How “Free Birth Control” Really Works

by Daisy on August 13, 2012

in Health

The past week has been full of news about the new rule, courtesy of health care reform, that makes birth control and a wide range of other preventative services free to the consumer, i.e. you. Free birth control sounds pretty great, especially for women who take expensive brand name contraceptives that are not covered by their insurance plan, or can’t afford the out of pocket cost for a hormone-free IUD. But, as with all “free” things, it is more complicated than telling your pharmacist you don’t plan on paying the bill this month, and unlike many free things, this plan includes more than just birth control.

So lets break it down. After the Affordable Care Act passed in March of 2010, it opened the door for the Department of Health and Human Services to require that insurance policies cover things they deem important. Just like insurance plans have to cover all or part of reconstructive surgery for breast cancer patients, HHS added a few more requirements onto insurance providers. Specifically, insurance plans must cover at no cost to the patient including a copay, the following services:

  • well-woman visits;
  • screening for gestational diabetes;
  • human papillomavirus (HPV) DNA testing for women 30 years and older;
  • sexually-transmitted infection counseling;
  • human immunodeficiency virus (HIV) screening and counseling;
  • FDA-approved contraception methods and contraceptive counseling;
  • breastfeeding support, supplies, and counseling; and
  • domestic violence screening and counseling.

What does that mean to you? If you have health insurance you won’t pay a dime for your annual exam, certain STD testing, birth control, breast pumps, lactation consulting and domestic violence counseling. But…how does this work? Can you just show up and ask Target to hand over that Medela pump at no cost to you? Not exactly.

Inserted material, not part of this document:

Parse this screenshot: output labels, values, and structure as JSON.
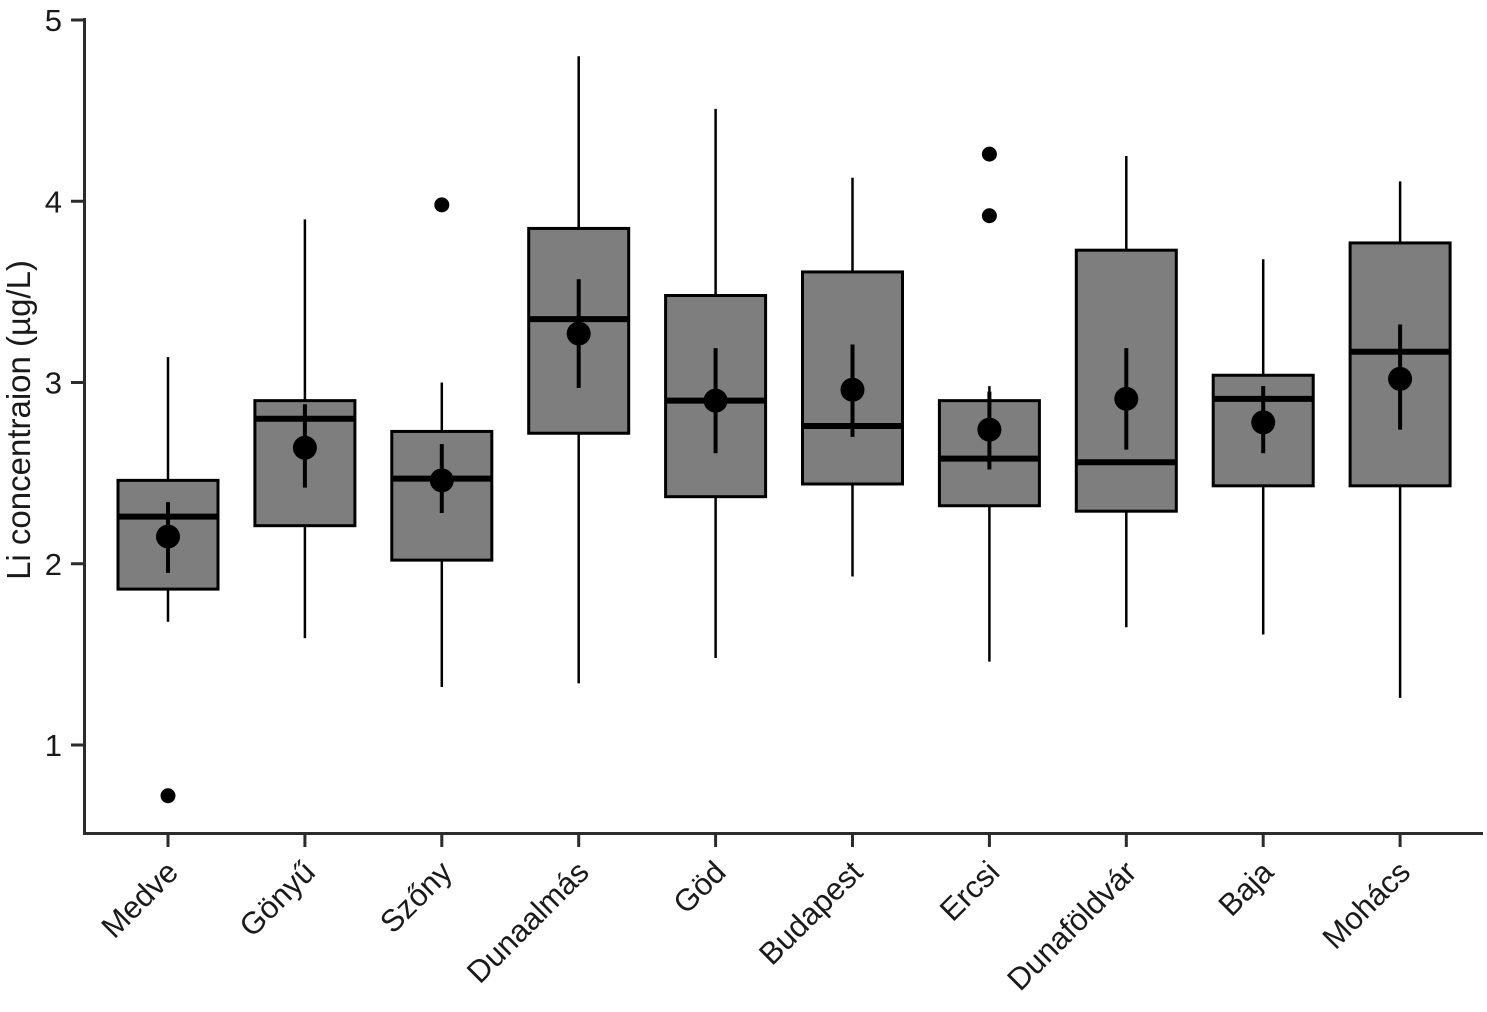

First, you need to figure out when your plan year goes into effect. The new rules started on August 1st 2012, so if your health care plan starts its new year on August 1st, you are in luck! Most plans actually start on January 1st of the new year, so many women will wait until then for their “free stuff” and a few unlucky people have plan years that start on July 1st – so they have 11 months of waiting and paying for these services. Contact your benefits management team to find out when your plan year starts fresh. You also want to be sure your plan isn’t exempt from the new rules by being a grandfathered plan, i.e. a health care plan that has continuously provided coverage since March 2010 with no substantial changes to the coverage since then. Substantial changes include a change in premium, so very few plans are actually considered grandfathered, but those plans don’t have to start providing these services until 2014.

Assuming your plan year has just started and you are privy to these services, how do you go about cashing them in? Well for starters, when you book your annual well woman visit, ask if they have any standard tests that they run that don’t fall into any of the above categories so you know if you’ll have any out of pocket cost to pick up on your own. FDA approved contraceptives include the birth control pill, the ring, an IUD and others- check out this handy guide.

As for breast pumps and other supplies, that gets a little trickier. You’ll need to call your insurance provider and ask if their plan is going to cover the purchase of a breast pump, the rental of a hospital grade breast pump, or if you can select either option. If you already own a breast pump from a prior pregnancy your insurance will cover the purchase of new supplies – tubing, flanges, etc. Your insurance plan might let you buy it at a retail store and submit the receipt for reimbursement, or they might have a Durable Medical Equipment (DME) provider they want you to work through- and not jumping through every hoop could cost you money, so call and ask what their procedures are. When you set up a lactation consulting appointment, make sure they accept your insurance provider and ask if the type of appointment you have is covered under the ACA rules.

And finally, because we know that the “hot button” preventative care topics are not the only thing the ACA now requires your insurance plan to cover, check out this extensive list of preventative services you are already getting. It includes all sorts of things such as well baby visits, immunizations for adults and children, blood pressure screening, mammograms, and aspirin therapy for at-risk adults. Three cheers for a healthier America!

Daisy is a lawyer married to a lawyer (insert lawyer jokes here) living in a small condo in a big city with a new baby and beagle. She breaks up the legal-speak by blogging about life in Chicago, which is filled with escapades of urban living. In the summer she enjoys patio dining and in the winter wonders what she was thinking when she moved here. You can read more from Daisy on her blog, Just Daisy.

image Public Domain via Creative Commons

Allison Zapata August 13, 2012 at 12:56 pm

Love!!

KtP August 14, 2012 at 4:14 pm

Super helpful, Daisy. But can you go into more detail about the “how?” For instance, I mail-order my BC pills. Will I need to go through my doctor/insurance? (And okay, that’s one very specific example, but other than the no copay piece, I’m still confused about how this will actually work.)